In parallel to the simulation phase, the data calculated will be validated against a real electric car. “This will show various taxi and commercial operators that partial electrification of their fleet would not only be technical feasible, but would already today offer economic and environmental benefits,” maintains engineer Benedikt Jäger from TUM’s Institute of Automotive Technology.
For the researchers, the biggest challenge lies in establishing the measures needed for electric vehicles to handle the considerable distances driven by taxis and commercial vehicles every day. Electric vehicles have different ranges, depending on their intended purpose.
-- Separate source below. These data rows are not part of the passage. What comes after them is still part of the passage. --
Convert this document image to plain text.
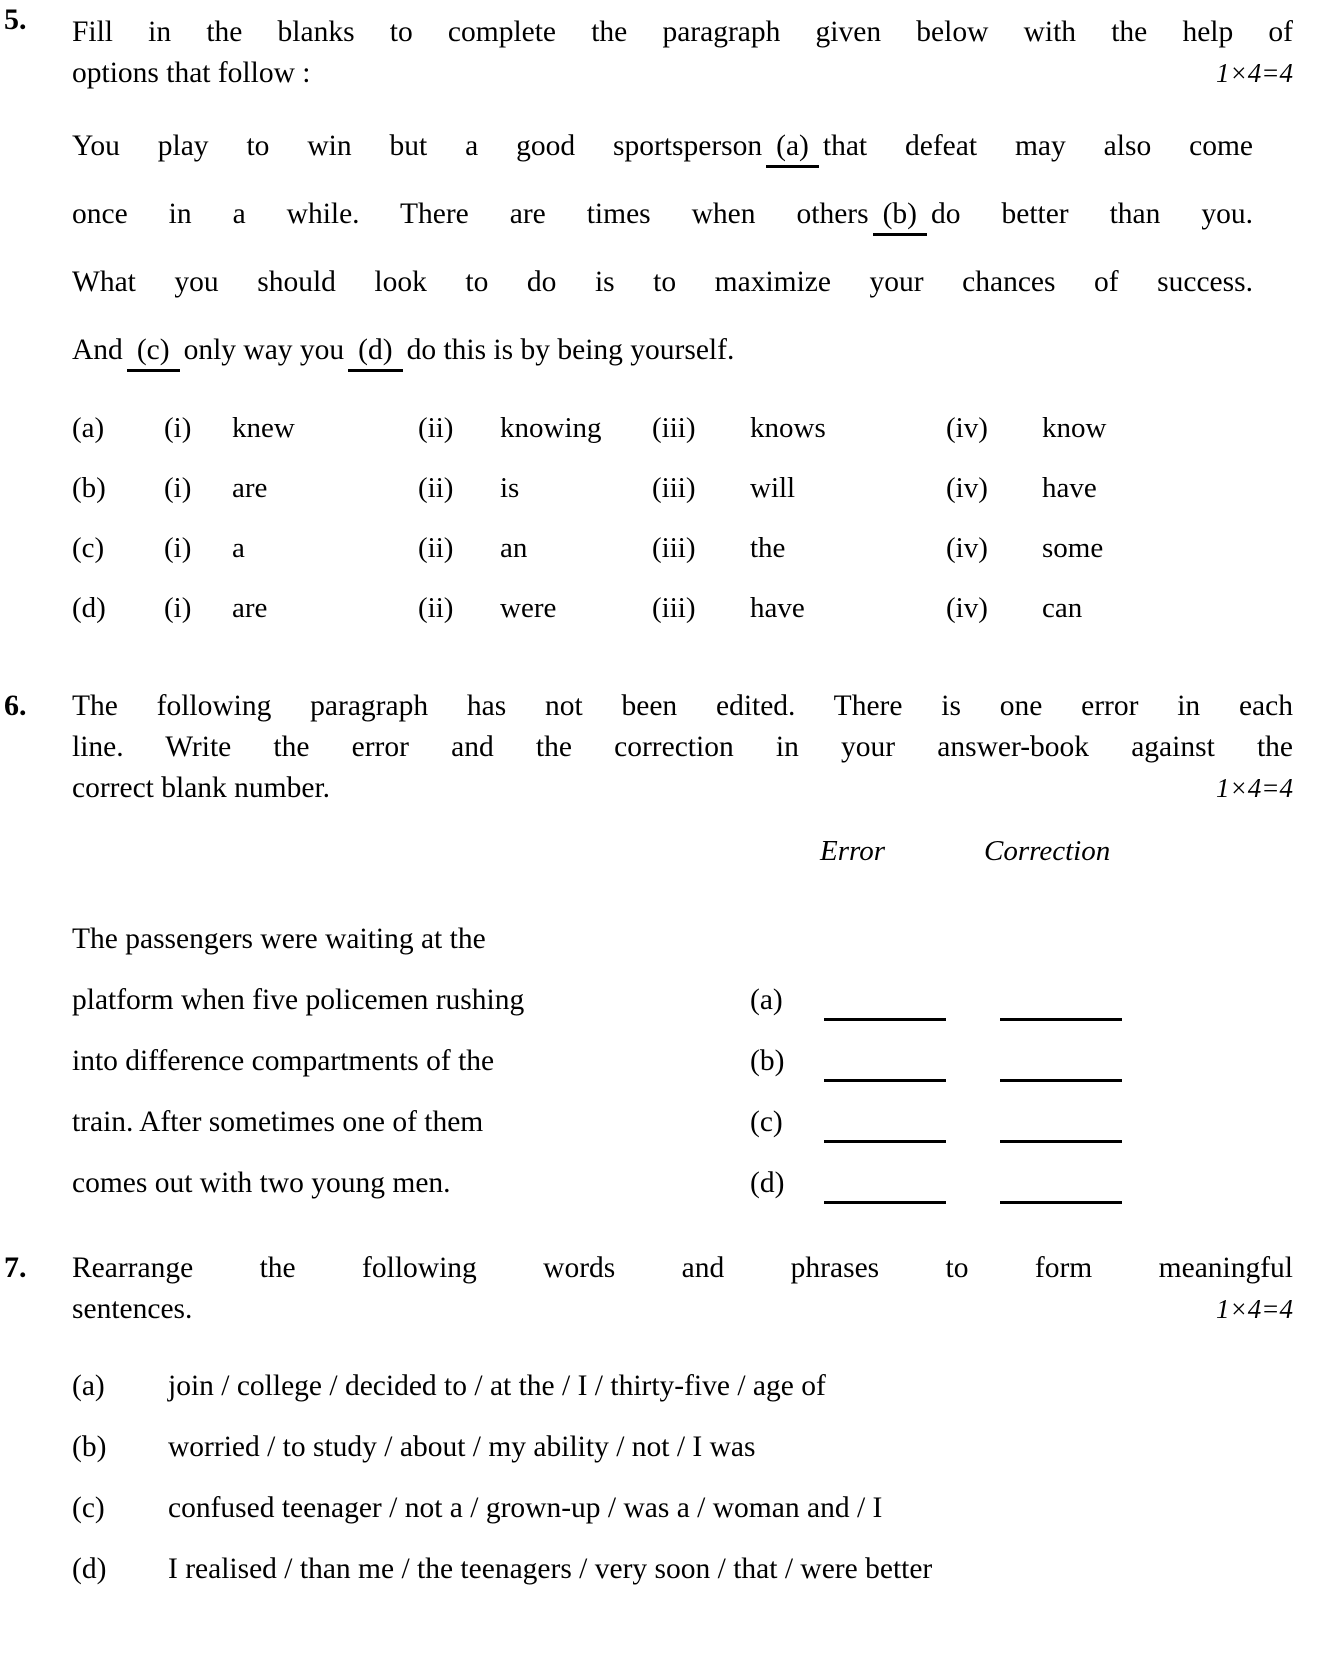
5.	Fill in the blanks to complete the paragraph given below with the help of
options that follow :	1×4=4
You play to win but a good sportsperson (a) that defeat may also come
once in a while. There are times when others (b) do better than you.
What you should look to do is to maximize your chances of success.
And (c) only way you (d) do this is by being yourself.
(a)	(i)	knew	(ii)	knowing	(iii)	knows	(iv)	know
(b)	(i)	are	(ii)	is	(iii)	will	(iv)	have
(c)	(i)	a	(ii)	an	(iii)	the	(iv)	some
(d)	(i)	are	(ii)	were	(iii)	have	(iv)	can
6.	The following paragraph has not been edited. There is one error in each
line. Write the error and the correction in your answer-book against the
correct blank number.	1×4=4
Error	Correction
The passengers were waiting at the
platform when five policemen rushing	(a)
into difference compartments of the	(b)
train. After sometimes one of them	(c)
comes out with two young men.	(d)
7.	Rearrange the following words and phrases to form meaningful
sentences.	1×4=4
(a)	join / college / decided to / at the / I / thirty-five / age of
(b)	worried / to study / about / my ability / not / I was
(c)	confused teenager / not a / grown-up / was a / woman and / I
(d)	I realised / than me / the teenagers / very soon / that / were better
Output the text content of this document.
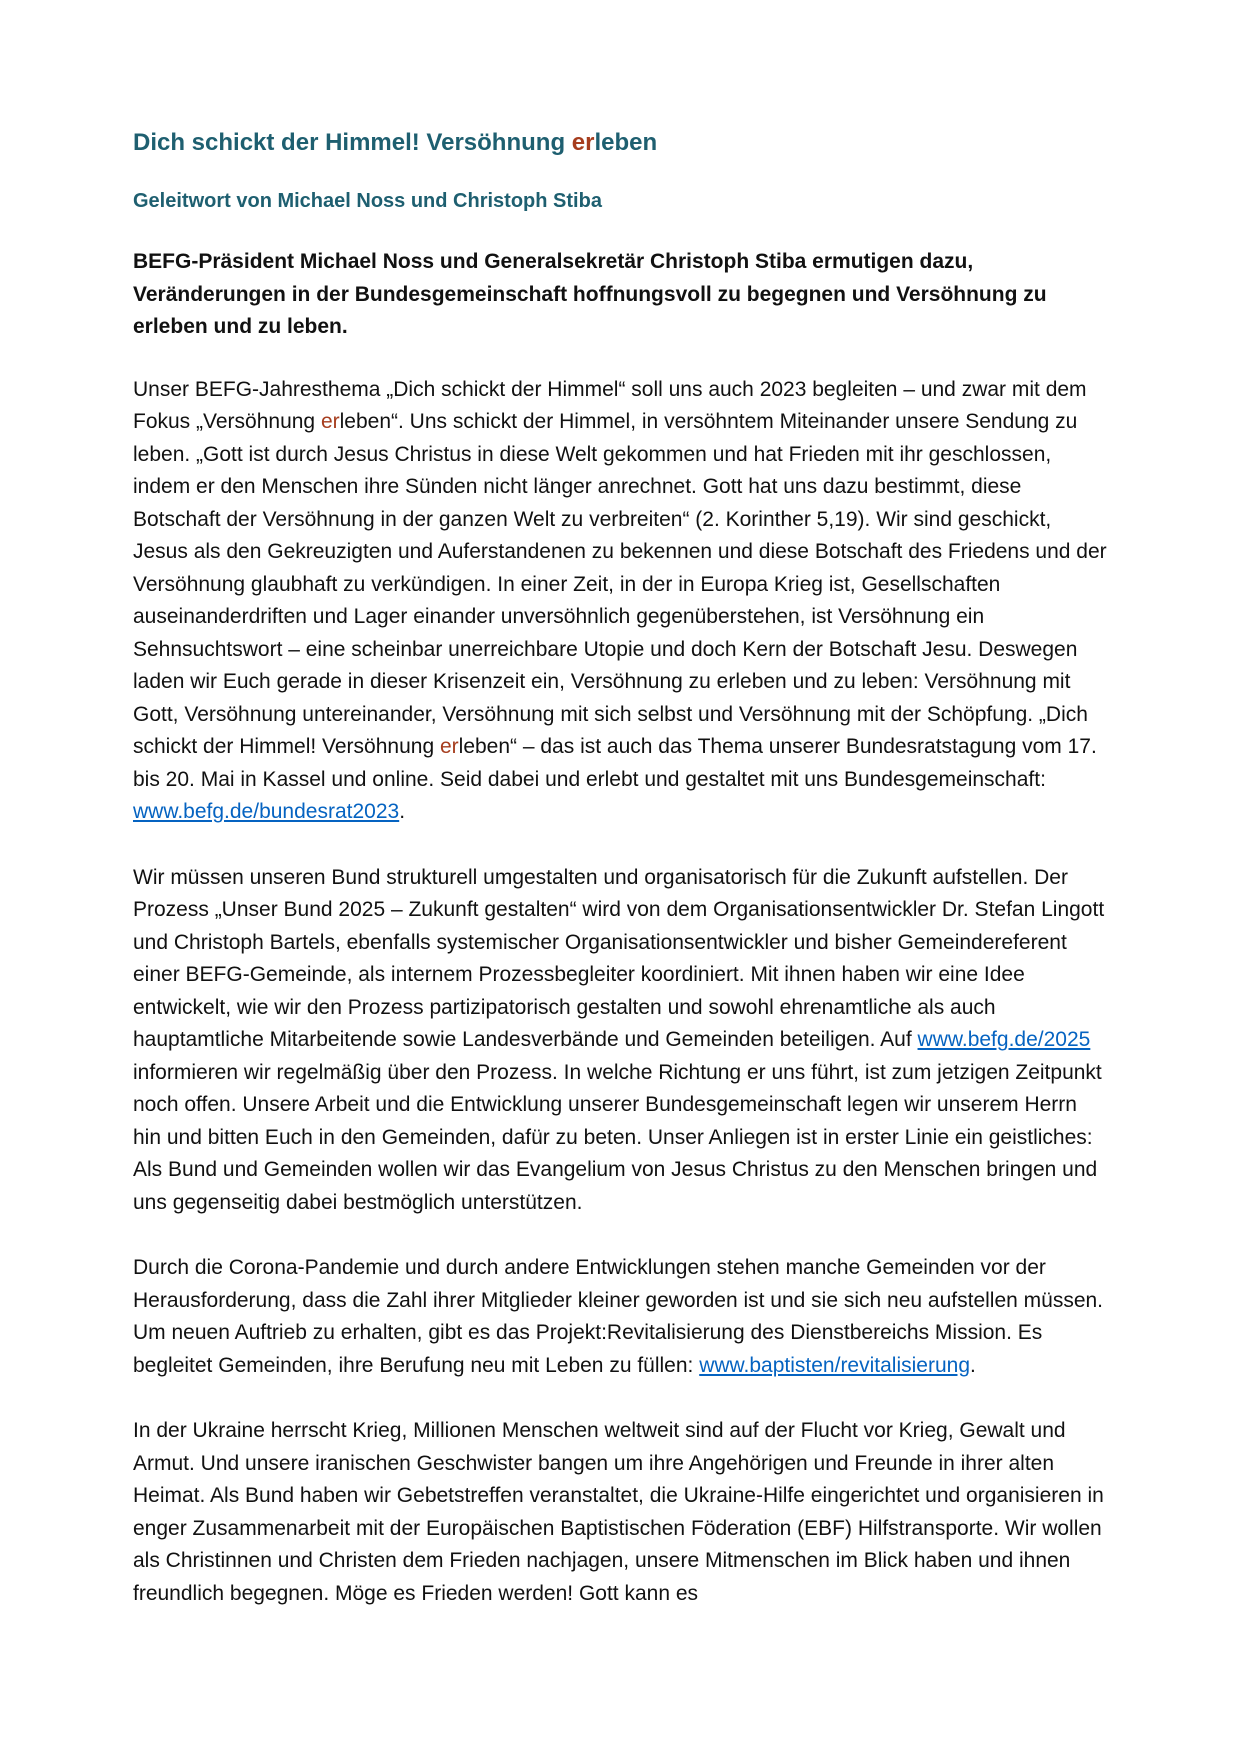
Dich schickt der Himmel! Versöhnung erleben
Geleitwort von Michael Noss und Christoph Stiba

BEFG-Präsident Michael Noss und Generalsekretär Christoph Stiba ermutigen dazu, Veränderungen in der Bundesgemeinschaft hoffnungsvoll zu begegnen und Versöhnung zu erleben und zu leben.

Unser BEFG-Jahresthema „Dich schickt der Himmel“ soll uns auch 2023 begleiten – und zwar mit dem Fokus „Versöhnung erleben“. Uns schickt der Himmel, in versöhntem Miteinander unsere Sendung zu leben. „Gott ist durch Jesus Christus in diese Welt gekommen und hat Frieden mit ihr geschlossen, indem er den Menschen ihre Sünden nicht länger anrechnet. Gott hat uns dazu bestimmt, diese Botschaft der Versöhnung in der ganzen Welt zu verbreiten“ (2. Korinther 5,19). Wir sind geschickt, Jesus als den Gekreuzigten und Auferstandenen zu bekennen und diese Botschaft des Friedens und der Versöhnung glaubhaft zu verkündigen. In einer Zeit, in der in Europa Krieg ist, Gesellschaften auseinanderdriften und Lager einander unversöhnlich gegenüberstehen, ist Versöhnung ein Sehnsuchtswort – eine scheinbar unerreichbare Utopie und doch Kern der Botschaft Jesu. Deswegen laden wir Euch gerade in dieser Krisenzeit ein, Versöhnung zu erleben und zu leben: Versöhnung mit Gott, Versöhnung untereinander, Versöhnung mit sich selbst und Versöhnung mit der Schöpfung. „Dich schickt der Himmel! Versöhnung erleben“ – das ist auch das Thema unserer Bundesratstagung vom 17. bis 20. Mai in Kassel und online. Seid dabei und erlebt und gestaltet mit uns Bundesgemeinschaft: www.befg.de/bundesrat2023.

Wir müssen unseren Bund strukturell umgestalten und organisatorisch für die Zukunft aufstellen. Der Prozess „Unser Bund 2025 – Zukunft gestalten“ wird von dem Organisationsentwickler Dr. Stefan Lingott und Christoph Bartels, ebenfalls systemischer Organisationsentwickler und bisher Gemeindereferent einer BEFG-Gemeinde, als internem Prozessbegleiter koordiniert. Mit ihnen haben wir eine Idee entwickelt, wie wir den Prozess partizipatorisch gestalten und sowohl ehrenamtliche als auch hauptamtliche Mitarbeitende sowie Landesverbände und Gemeinden beteiligen. Auf www.befg.de/2025 informieren wir regelmäßig über den Prozess. In welche Richtung er uns führt, ist zum jetzigen Zeitpunkt noch offen. Unsere Arbeit und die Entwicklung unserer Bundesgemeinschaft legen wir unserem Herrn hin und bitten Euch in den Gemeinden, dafür zu beten. Unser Anliegen ist in erster Linie ein geistliches: Als Bund und Gemeinden wollen wir das Evangelium von Jesus Christus zu den Menschen bringen und uns gegenseitig dabei bestmöglich unterstützen.

Durch die Corona-Pandemie und durch andere Entwicklungen stehen manche Gemeinden vor der Herausforderung, dass die Zahl ihrer Mitglieder kleiner geworden ist und sie sich neu aufstellen müssen. Um neuen Auftrieb zu erhalten, gibt es das Projekt:Revitalisierung des Dienstbereichs Mission. Es begleitet Gemeinden, ihre Berufung neu mit Leben zu füllen: www.baptisten/revitalisierung.

In der Ukraine herrscht Krieg, Millionen Menschen weltweit sind auf der Flucht vor Krieg, Gewalt und Armut. Und unsere iranischen Geschwister bangen um ihre Angehörigen und Freunde in ihrer alten Heimat. Als Bund haben wir Gebetstreffen veranstaltet, die Ukraine-Hilfe eingerichtet und organisieren in enger Zusammenarbeit mit der Europäischen Baptistischen Föderation (EBF) Hilfstransporte. Wir wollen als Christinnen und Christen dem Frieden nachjagen, unsere Mitmenschen im Blick haben und ihnen freundlich begegnen. Möge es Frieden werden! Gott kann es
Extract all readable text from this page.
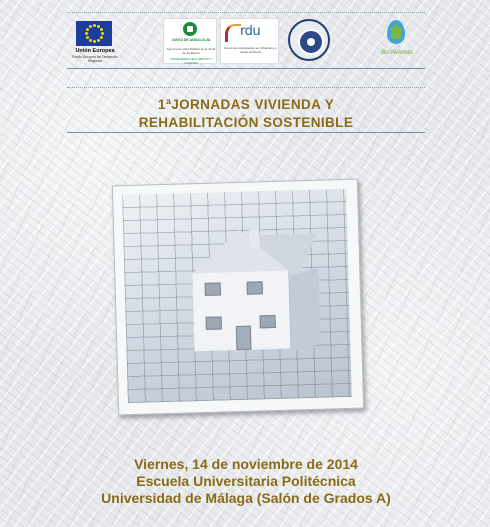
Unión Europea
Fondo Europeo de Desarrollo Regional
JUNTA DE ANDALUCIA
Agencia de Obra Pública de la Junta de Andalucía
CONSEJERÍA DE FOMENTO Y VIVIENDA
rdu
Grupo de Investigación en Urbanismo y medio ambiente	BioVivienda
1ªJORNADAS VIVIENDA Y
REHABILITACIÓN SOSTENIBLE
Viernes, 14 de noviembre de 2014
Escuela Universitaria Politécnica
Universidad de Málaga (Salón de Grados A)
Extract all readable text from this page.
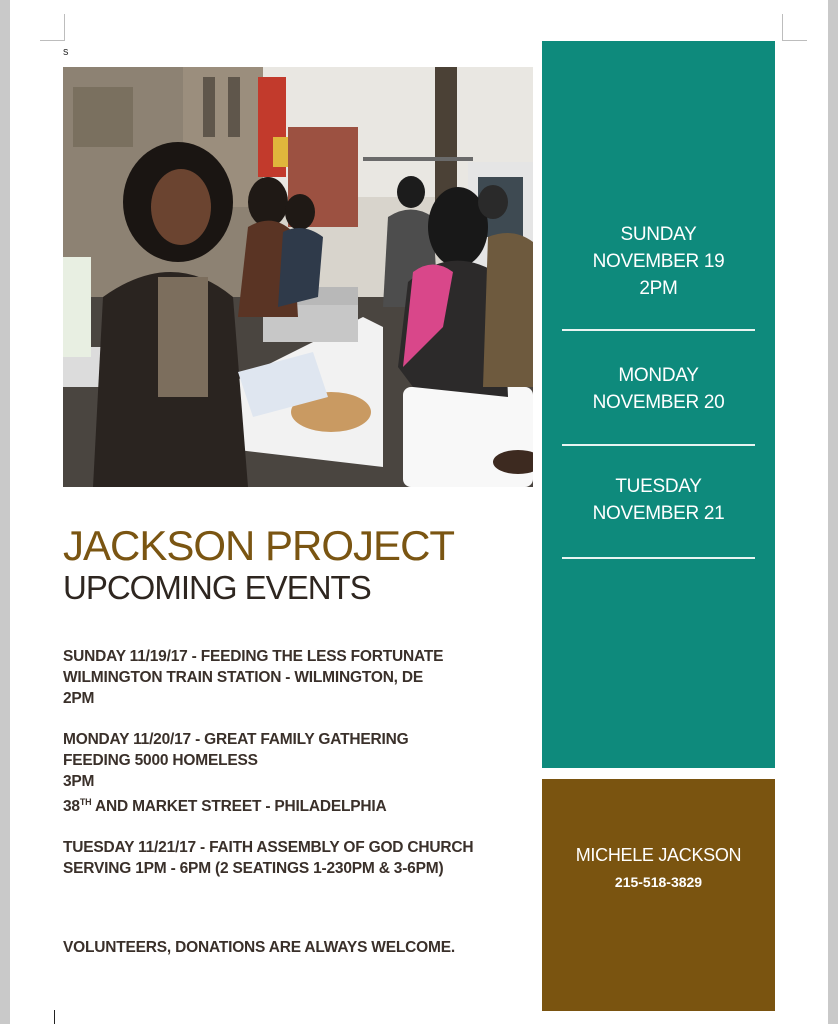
s
JACKSON PROJECT
UPCOMING EVENTS
SUNDAY 11/19/17 - FEEDING THE LESS FORTUNATE
WILMINGTON TRAIN STATION - WILMINGTON, DE
2PM
MONDAY 11/20/17 - GREAT FAMILY GATHERING
FEEDING 5000 HOMELESS
3PM
38TH AND MARKET STREET - PHILADELPHIA
TUESDAY 11/21/17 - FAITH ASSEMBLY OF GOD CHURCH
SERVING 1PM - 6PM (2 SEATINGS 1-230PM & 3-6PM)
VOLUNTEERS, DONATIONS ARE ALWAYS WELCOME.
SUNDAY
NOVEMBER 19
2PM
MONDAY
NOVEMBER 20
TUESDAY
NOVEMBER 21
MICHELE JACKSON
215-518-3829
So one of the important findings from the project will be the location of additional charging stations that would need to be installed on taxi and commercial routes.
This information would be of particular interest to the VEM project managers at Munich’s urban utilities provider SWM and the central Munich transport organization MVG, as they are in charge of expanding the charging station infrastructure for electric vehicles in the Munich area. Other partners involved in the project include the Munich taxi drivers’ association and the chamber of commerce for Munich and Upper Bavaria. The VEM project is part of the “ICT for electromobility II – Smart Car – Smart Grid – Smart Traffic” electromobility research program sponsored by the German Federal Ministry for the Economy and Technology.